In their latest pastoral statement, the ecumenical Church leaders – who have previously warned against stereotyping the conflict as a purely ethnic one – condemn the violence and outline their vision for a strategy for peace.

‘We are saddened by the delay and the lack of progress in the peace talks in Addis Ababa, and we are horrified by the ongoing armed mobilisation by the conflicting parties in and outside the country,’ the statement says.

‘We envision a country where justice, liberty and prosperity for all shall truly reign; a country where people will live long and children will not die young and senselessly.

‘The lesson from history is that the longer we wait to resolve issues, the more complicated they will become, and the suffering of people will continue.’

Among other outbreaks of violence, a massacre in Bentiu, the capital of the oil-producing Unity state, saw more than 200 people sheltering inside a mosque killed by rebel forces. Nuer men, women and children at the local hospital were killed after refusing to join other Nuer cheering the rebels.

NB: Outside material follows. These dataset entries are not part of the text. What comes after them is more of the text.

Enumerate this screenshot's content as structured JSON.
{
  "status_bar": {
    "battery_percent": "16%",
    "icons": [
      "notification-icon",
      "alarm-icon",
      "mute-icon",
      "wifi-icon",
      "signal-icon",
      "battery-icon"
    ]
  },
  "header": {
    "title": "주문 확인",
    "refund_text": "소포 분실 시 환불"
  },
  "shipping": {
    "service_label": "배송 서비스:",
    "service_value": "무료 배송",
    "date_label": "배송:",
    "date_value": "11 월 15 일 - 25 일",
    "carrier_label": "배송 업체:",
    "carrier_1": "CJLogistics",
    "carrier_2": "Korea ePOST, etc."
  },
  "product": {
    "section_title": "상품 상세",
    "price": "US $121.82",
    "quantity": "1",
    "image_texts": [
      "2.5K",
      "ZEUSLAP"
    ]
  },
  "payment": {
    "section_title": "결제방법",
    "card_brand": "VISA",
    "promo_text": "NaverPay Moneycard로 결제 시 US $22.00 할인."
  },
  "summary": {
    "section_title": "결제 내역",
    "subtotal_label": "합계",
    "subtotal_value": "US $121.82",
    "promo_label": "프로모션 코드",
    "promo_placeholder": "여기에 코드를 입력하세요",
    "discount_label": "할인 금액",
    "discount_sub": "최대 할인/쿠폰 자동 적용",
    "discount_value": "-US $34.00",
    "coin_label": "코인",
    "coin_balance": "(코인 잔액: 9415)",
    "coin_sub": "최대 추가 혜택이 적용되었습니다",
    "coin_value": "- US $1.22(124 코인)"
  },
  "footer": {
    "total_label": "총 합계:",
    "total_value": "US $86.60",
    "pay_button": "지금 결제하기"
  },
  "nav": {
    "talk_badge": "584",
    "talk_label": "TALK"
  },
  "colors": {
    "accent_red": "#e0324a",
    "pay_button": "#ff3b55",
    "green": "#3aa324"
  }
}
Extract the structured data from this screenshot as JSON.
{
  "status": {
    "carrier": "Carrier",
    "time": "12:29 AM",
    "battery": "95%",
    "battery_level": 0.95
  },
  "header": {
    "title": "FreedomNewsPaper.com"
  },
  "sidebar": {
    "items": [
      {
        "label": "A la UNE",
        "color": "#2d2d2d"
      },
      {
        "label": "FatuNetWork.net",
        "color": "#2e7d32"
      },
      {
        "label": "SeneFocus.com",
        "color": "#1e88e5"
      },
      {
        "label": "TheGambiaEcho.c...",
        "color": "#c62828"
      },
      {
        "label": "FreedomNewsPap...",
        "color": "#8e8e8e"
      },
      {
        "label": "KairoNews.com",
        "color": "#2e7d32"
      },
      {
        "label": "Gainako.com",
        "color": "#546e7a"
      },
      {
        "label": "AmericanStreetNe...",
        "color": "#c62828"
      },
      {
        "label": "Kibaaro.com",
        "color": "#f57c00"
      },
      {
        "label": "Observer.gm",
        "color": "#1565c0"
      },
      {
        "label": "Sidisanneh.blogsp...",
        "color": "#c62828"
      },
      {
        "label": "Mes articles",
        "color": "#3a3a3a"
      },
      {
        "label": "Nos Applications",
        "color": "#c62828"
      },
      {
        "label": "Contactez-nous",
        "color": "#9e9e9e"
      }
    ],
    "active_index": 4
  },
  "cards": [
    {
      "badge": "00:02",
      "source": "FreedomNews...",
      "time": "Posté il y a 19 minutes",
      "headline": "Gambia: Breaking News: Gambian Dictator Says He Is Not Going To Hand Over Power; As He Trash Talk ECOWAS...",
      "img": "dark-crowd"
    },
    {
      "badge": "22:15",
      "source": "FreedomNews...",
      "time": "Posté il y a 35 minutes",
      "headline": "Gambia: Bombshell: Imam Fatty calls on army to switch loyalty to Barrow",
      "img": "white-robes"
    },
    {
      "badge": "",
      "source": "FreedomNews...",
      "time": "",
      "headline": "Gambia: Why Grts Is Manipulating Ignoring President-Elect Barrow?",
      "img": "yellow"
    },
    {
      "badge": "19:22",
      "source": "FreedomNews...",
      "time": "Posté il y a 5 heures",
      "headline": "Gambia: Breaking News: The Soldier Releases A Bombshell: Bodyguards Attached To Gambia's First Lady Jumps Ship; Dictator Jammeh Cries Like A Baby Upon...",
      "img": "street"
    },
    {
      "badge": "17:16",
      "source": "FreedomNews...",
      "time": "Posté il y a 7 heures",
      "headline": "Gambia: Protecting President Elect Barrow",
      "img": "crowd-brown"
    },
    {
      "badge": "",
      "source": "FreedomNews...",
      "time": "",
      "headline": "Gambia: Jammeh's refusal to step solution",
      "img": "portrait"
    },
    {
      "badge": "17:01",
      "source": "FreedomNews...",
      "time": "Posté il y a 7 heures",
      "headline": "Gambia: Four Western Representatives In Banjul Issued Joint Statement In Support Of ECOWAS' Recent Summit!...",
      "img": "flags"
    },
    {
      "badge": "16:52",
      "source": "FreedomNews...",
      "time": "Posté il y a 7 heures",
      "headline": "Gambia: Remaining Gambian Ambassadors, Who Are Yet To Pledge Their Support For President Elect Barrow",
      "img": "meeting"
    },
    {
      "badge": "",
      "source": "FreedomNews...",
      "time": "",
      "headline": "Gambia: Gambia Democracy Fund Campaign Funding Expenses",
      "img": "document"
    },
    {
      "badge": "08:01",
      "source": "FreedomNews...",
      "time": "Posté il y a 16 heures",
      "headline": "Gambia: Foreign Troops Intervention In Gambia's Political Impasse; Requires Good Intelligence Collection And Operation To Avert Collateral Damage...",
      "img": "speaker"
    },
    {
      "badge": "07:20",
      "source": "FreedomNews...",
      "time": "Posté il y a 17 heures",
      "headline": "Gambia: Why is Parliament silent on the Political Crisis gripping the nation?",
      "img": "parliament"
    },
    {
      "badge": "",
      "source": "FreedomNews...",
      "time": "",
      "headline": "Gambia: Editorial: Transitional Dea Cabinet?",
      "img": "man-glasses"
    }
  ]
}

Aid agencies, including Tearfund, Christian Aid and CAFOD, are responding to the humanitarian crisis, which has seen more than 1 million people forced from their homes and around 4.6 million in need of humanitarian assistance.

‘As the rainy season rapidly approaches, we are extremely concerned about the implications for the 7 million people who are at risk of food insecurity,’ said Christian Aid’s senior advocacy and policy officer for East Africa, Natalia Chan.

‘Many families have missed the planting season because they have been displaced by the violence, and the conflict continues to impede humanitarian access to the most vulnerable.

‘Once the rainy season is upon us, two-thirds of the country will be cut off – we need immediate action now or the situation will get much worse.’